Wed, 13 Jan 2010: Reading a story and asking for vocab
I just talk to the students about the story. Today I read a story out loud and asked one student to stop every time she didn't know a word. She stopped me often but I accomplished three things:
she is a middle-of-the-road person so it gave me an idea of what the others don't know
it showed students not knowing something is not a crime
it showed that she knew a lot of words.
I seldom do that but it is useful once in a while. I seldom give old-fashioned vocab quizzes but once in a while, it's fun for them to show what they know out of context.
You have to ask yourself just why you yourself would want to take a vocab quiz; what would it show?

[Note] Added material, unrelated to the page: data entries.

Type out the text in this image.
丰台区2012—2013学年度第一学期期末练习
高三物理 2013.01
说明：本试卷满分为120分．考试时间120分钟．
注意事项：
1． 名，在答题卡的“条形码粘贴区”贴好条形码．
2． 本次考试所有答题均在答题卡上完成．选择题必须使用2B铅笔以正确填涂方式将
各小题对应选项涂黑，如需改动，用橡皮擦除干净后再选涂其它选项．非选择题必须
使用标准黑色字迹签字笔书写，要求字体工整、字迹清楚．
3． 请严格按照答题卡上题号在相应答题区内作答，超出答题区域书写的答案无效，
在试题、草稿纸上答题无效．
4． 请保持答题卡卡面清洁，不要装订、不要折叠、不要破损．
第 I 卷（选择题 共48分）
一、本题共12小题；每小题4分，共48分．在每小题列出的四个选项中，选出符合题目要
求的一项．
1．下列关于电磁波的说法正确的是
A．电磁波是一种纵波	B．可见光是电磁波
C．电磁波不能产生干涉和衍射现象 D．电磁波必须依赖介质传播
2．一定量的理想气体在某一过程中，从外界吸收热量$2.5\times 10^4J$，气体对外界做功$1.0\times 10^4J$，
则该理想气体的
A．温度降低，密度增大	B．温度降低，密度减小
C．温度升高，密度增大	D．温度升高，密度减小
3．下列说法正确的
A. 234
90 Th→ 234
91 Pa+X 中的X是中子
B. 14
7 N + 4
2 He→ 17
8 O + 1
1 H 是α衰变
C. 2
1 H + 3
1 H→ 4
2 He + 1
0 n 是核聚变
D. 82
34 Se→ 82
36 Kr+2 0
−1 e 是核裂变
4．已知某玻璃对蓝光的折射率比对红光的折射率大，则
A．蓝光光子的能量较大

In my school, students study a vocab book for English and take massive tests. The students indicate it doesn't seem to do them much good, although the Latin helps them figure out word meanings; but I wonder if the teachers can point to any studies that show that sort of testing accomplishes anything. Maybe I.S.P. Nation's work.
tom mccarthy wrote (Thu, 14 Jan 2010 20:58):
It's been a couple of years since I read his book. (It was a hard read.)
I recall that there was a LOT about testing--to find one's vocab range, but I don't think he said much about it for learning.
He did go into GREAT depth about what 'learning' a word means. I wish there was a Cliffs Notes version.